Disfuncional, desumana, desigual e desapegada

Enquanto as vacinas chegam aos poucos, sem perspectiva de que venham em quantidade suficiente no primeiro semestre de 2021, as aglomerações pelo estado se proliferam como se fossem uma praga de gafanhotos sobre as lavouras. Assistimos pelos telejornais nesta manhã de segunda-feira festas clandestinas reunindo jovens em cidades como Porto Alegre, Caxias do Sul e Passo Fundo (imagem acima), embora saibamos que esse fenômeno cresce e se espraia junto com a pandemia pelo Rio Grande do Sul.

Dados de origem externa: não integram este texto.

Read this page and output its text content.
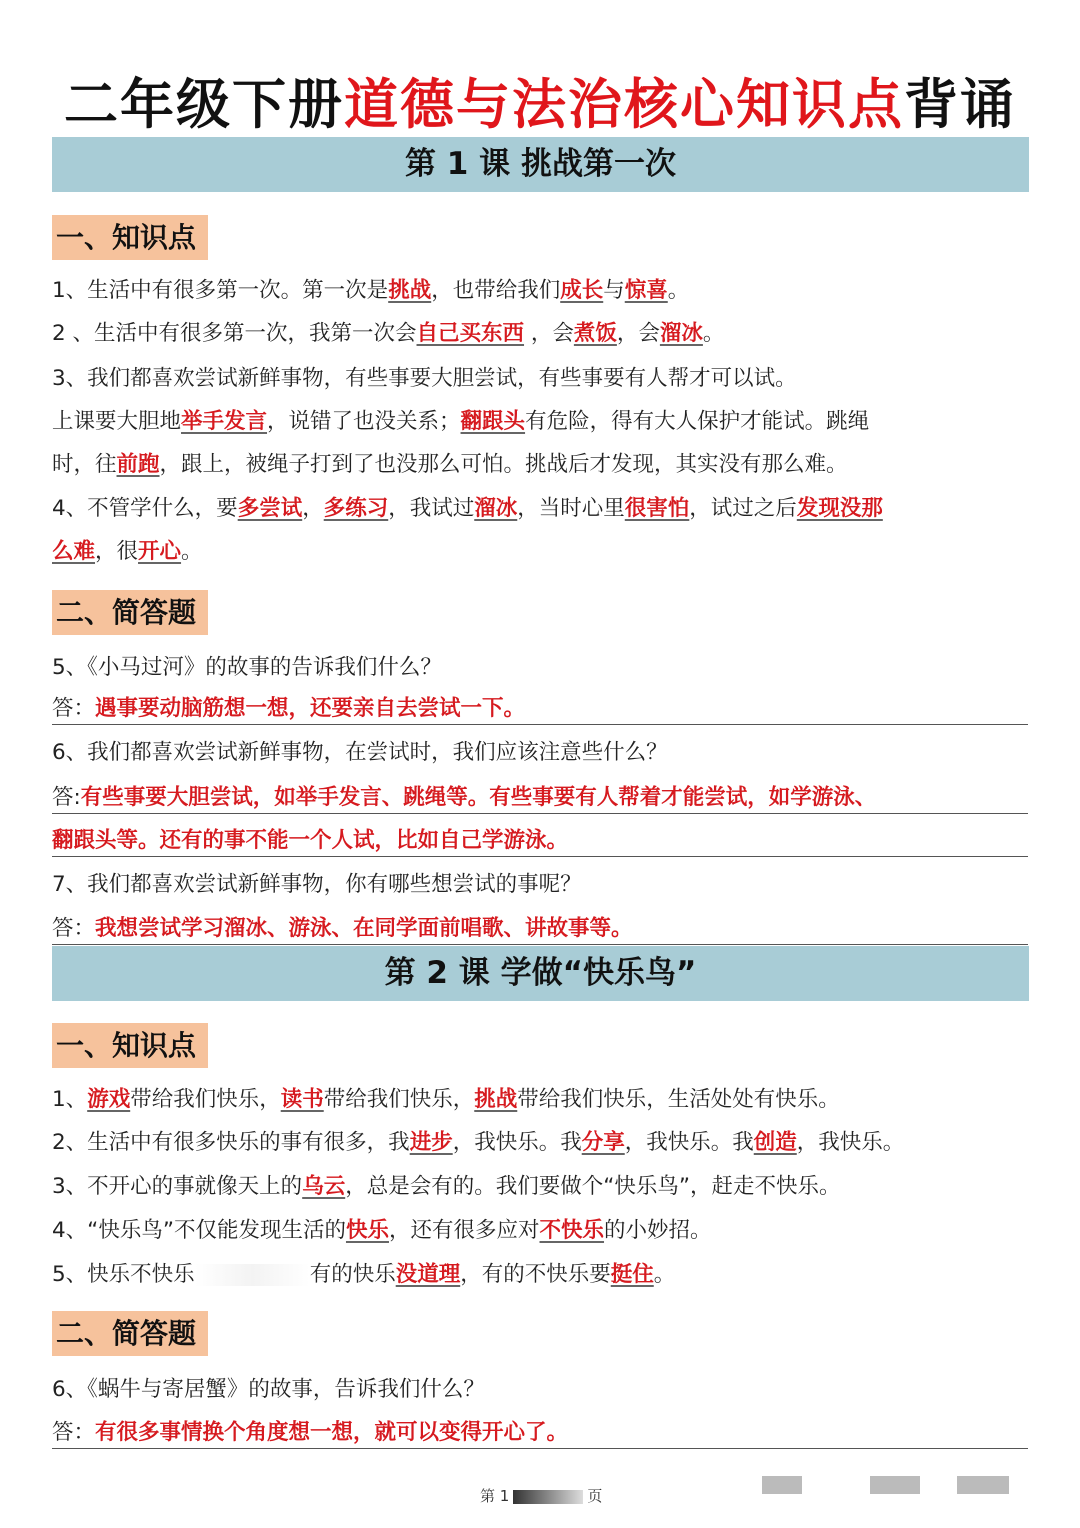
二年级下册道德与法治核心知识点背诵
第 1 课 挑战第一次
一、知识点
1、生活中有很多第一次。第一次是挑战，也带给我们成长与惊喜。
2 、生活中有很多第一次，我第一次会自己买东西 ，会煮饭，会溜冰。
3、我们都喜欢尝试新鲜事物，有些事要大胆尝试，有些事要有人帮才可以试。
上课要大胆地举手发言，说错了也没关系；翻跟头有危险，得有大人保护才能试。跳绳
时，往前跑，跟上，被绳子打到了也没那么可怕。挑战后才发现，其实没有那么难。
4、不管学什么，要多尝试，多练习，我试过溜冰，当时心里很害怕，试过之后发现没那
么难，很开心。
二、简答题
5、《小马过河》的故事的告诉我们什么？
答：遇事要动脑筋想一想，还要亲自去尝试一下。
6、我们都喜欢尝试新鲜事物，在尝试时，我们应该注意些什么？
答:有些事要大胆尝试，如举手发言、跳绳等。有些事要有人帮着才能尝试，如学游泳、
翻跟头等。还有的事不能一个人试，比如自己学游泳。
7、我们都喜欢尝试新鲜事物，你有哪些想尝试的事呢？
答：我想尝试学习溜冰、游泳、在同学面前唱歌、讲故事等。
第 2 课 学做“快乐鸟”
一、知识点
1、游戏带给我们快乐，读书带给我们快乐，挑战带给我们快乐，生活处处有快乐。
2、生活中有很多快乐的事有很多，我进步，我快乐。我分享，我快乐。我创造，我快乐。
3、不开心的事就像天上的乌云，总是会有的。我们要做个“快乐鸟”，赶走不快乐。
4、“快乐鸟”不仅能发现生活的快乐，还有很多应对不快乐的小妙招。
5、快乐不快乐	有的快乐没道理，有的不快乐要挺住。
二、简答题
6、《蜗牛与寄居蟹》的故事，告诉我们什么？
答：有很多事情换个角度想一想，就可以变得开心了。
第 1	页
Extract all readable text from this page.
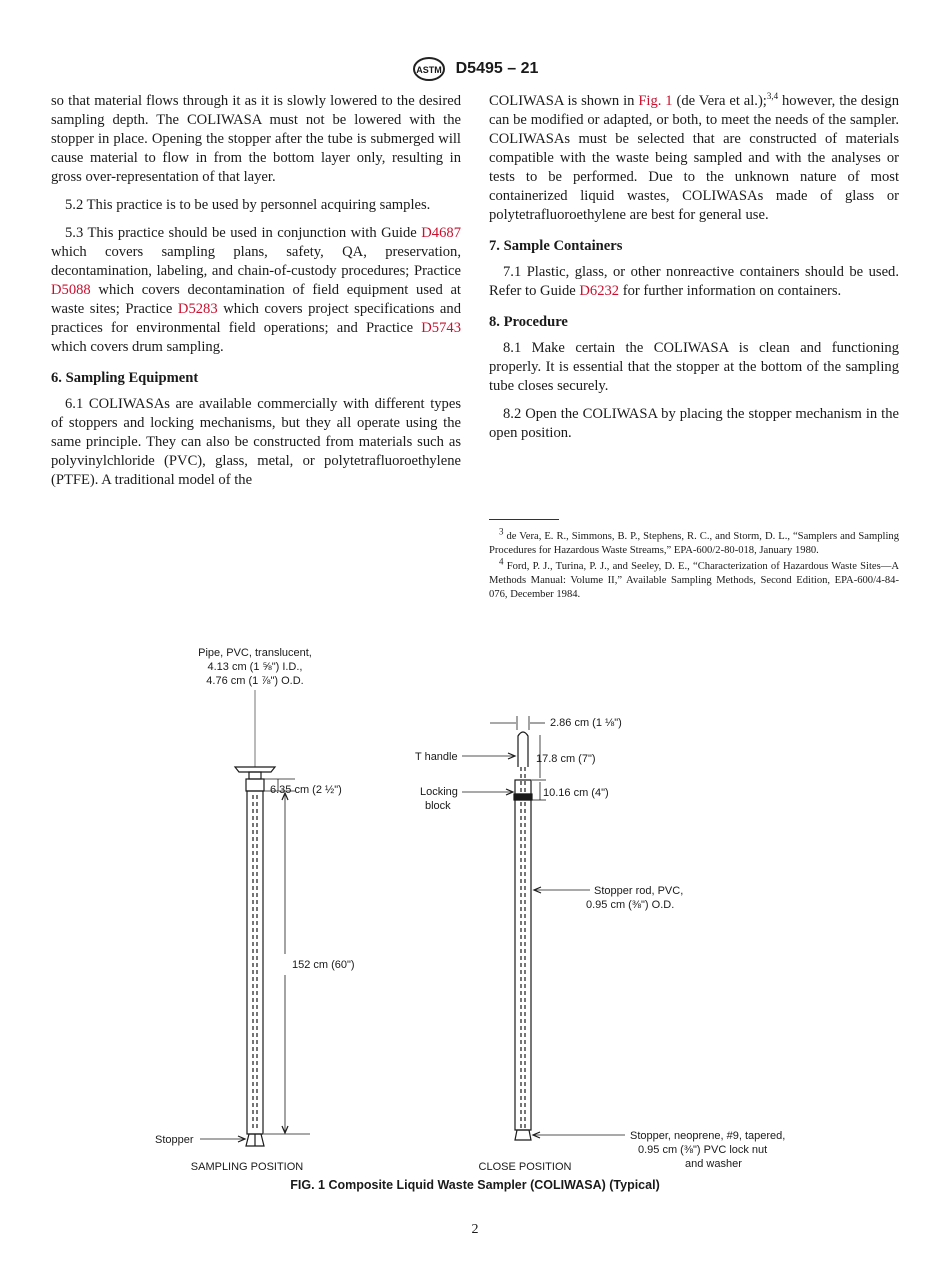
ASTM D5495 – 21

so that material flows through it as it is slowly lowered to the desired sampling depth. The COLIWASA must not be lowered with the stopper in place. Opening the stopper after the tube is submerged will cause material to flow in from the bottom layer only, resulting in gross over-representation of that layer.

5.2 This practice is to be used by personnel acquiring samples.

5.3 This practice should be used in conjunction with Guide D4687 which covers sampling plans, safety, QA, preservation, decontamination, labeling, and chain-of-custody procedures; Practice D5088 which covers decontamination of field equipment used at waste sites; Practice D5283 which covers project specifications and practices for environmental field operations; and Practice D5743 which covers drum sampling.

6. Sampling Equipment

6.1 COLIWASAs are available commercially with different types of stoppers and locking mechanisms, but they all operate using the same principle. They can also be constructed from materials such as polyvinylchloride (PVC), glass, metal, or polytetrafluoroethylene (PTFE). A traditional model of the

COLIWASA is shown in Fig. 1 (de Vera et al.);$^{3,4}$ however, the design can be modified or adapted, or both, to meet the needs of the sampler. COLIWASAs must be selected that are constructed of materials compatible with the waste being sampled and with the analyses or tests to be performed. Due to the unknown nature of most containerized liquid wastes, COLIWASAs made of glass or polytetrafluoroethylene are best for general use.

7. Sample Containers

7.1 Plastic, glass, or other nonreactive containers should be used. Refer to Guide D6232 for further information on containers.

8. Procedure

8.1 Make certain the COLIWASA is clean and functioning properly. It is essential that the stopper at the bottom of the sampling tube closes securely.

8.2 Open the COLIWASA by placing the stopper mechanism in the open position.

$^3$ de Vera, E. R., Simmons, B. P., Stephens, R. C., and Storm, D. L., “Samplers and Sampling Procedures for Hazardous Waste Streams,” EPA-600/2-80-018, January 1980.

$^4$ Ford, P. J., Turina, P. J., and Seeley, D. E., “Characterization of Hazardous Waste Sites—A Methods Manual: Volume II,” Available Sampling Methods, Second Edition, EPA-600/4-84-076, December 1984.

Pipe, PVC, translucent,
4.13 cm (1 ⅝") I.D.,
4.76 cm (1 ⅞") O.D.
6.35 cm (2 ½")
152 cm (60")
Stopper
SAMPLING POSITION
2.86 cm (1 ⅛")
T handle	17.8 cm (7")
Locking
block
10.16 cm (4")
Stopper rod, PVC,
0.95 cm (⅜") O.D.
Stopper, neoprene, #9, tapered,
0.95 cm (⅜") PVC lock nut
and washer
CLOSE POSITION
FIG. 1 Composite Liquid Waste Sampler (COLIWASA) (Typical)
2
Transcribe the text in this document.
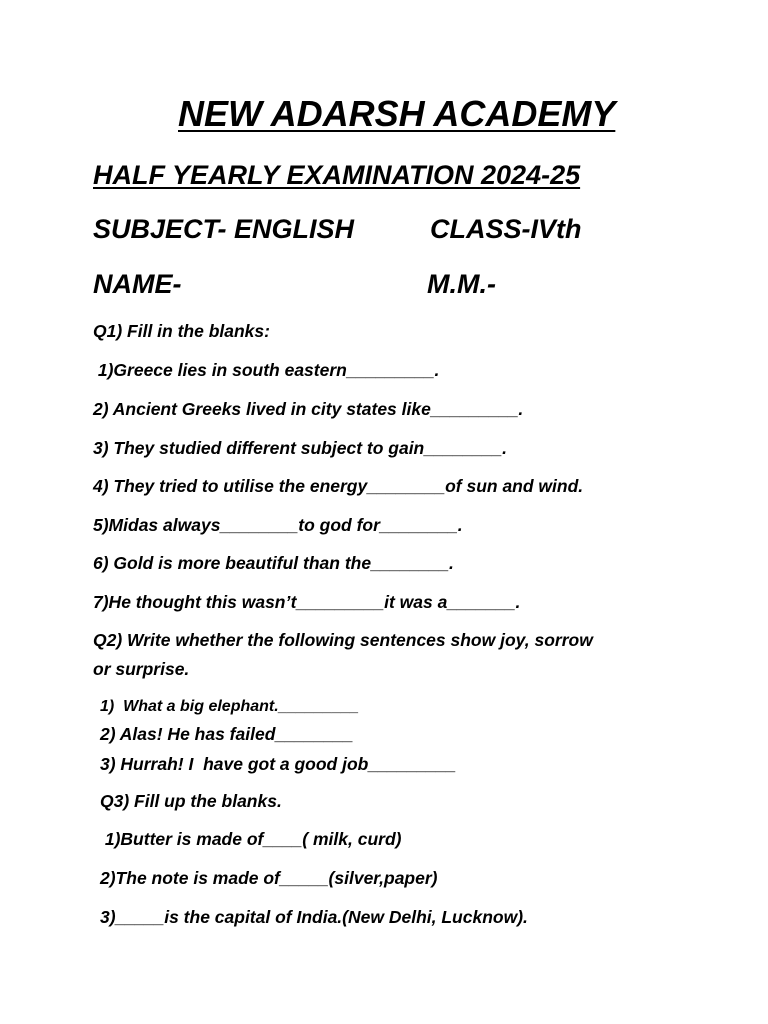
NEW ADARSH ACADEMY
HALF YEARLY EXAMINATION 2024-25
SUBJECT- ENGLISH	CLASS-IVth
NAME-	M.M.-
Q1) Fill in the blanks:
1)Greece lies in south eastern_________.
2) Ancient Greeks lived in city states like_________.
3) They studied different subject to gain________.
4) They tried to utilise the energy________of sun and wind.
5)Midas always________to god for________.
6) Gold is more beautiful than the________.
7)He thought this wasn’t_________it was a_______.
Q2) Write whether the following sentences show joy, sorrow
or surprise.
1)  What a big elephant._________
2) Alas! He has failed________
3) Hurrah! I  have got a good job_________
Q3) Fill up the blanks.
1)Butter is made of____( milk, curd)
2)The note is made of_____(silver,paper)
3)_____is the capital of India.(New Delhi, Lucknow).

Por que isso acontece? Simples (e trágico): porque 80% dos óbitos por Covid-19 no RS são de pessoas acima dos 60 anos e, nos 20% restantes, de cada 10 óbitos, 9 são de vítimas com alguma comorbidade, ou seja, os inclusos nos grupos de risco, majoritariamente situados na faixa etária de 40 a 59 anos, conforme os dados da Secretaria Estadual da Saúde que a imprensa divulga. O fato, então, é que as pessoas que se aglomeram, como sabem que correm pouco risco de vida, não se importam de serem cúmplices do espalhamento do vírus fatal, desde que possam curtir a vida numa boa. Simples assim. Pior ainda: sabem que em caso de complicação grave por Covid-19, terão prioridade no atendimento por serem pacientes com maior possibilidade de cura.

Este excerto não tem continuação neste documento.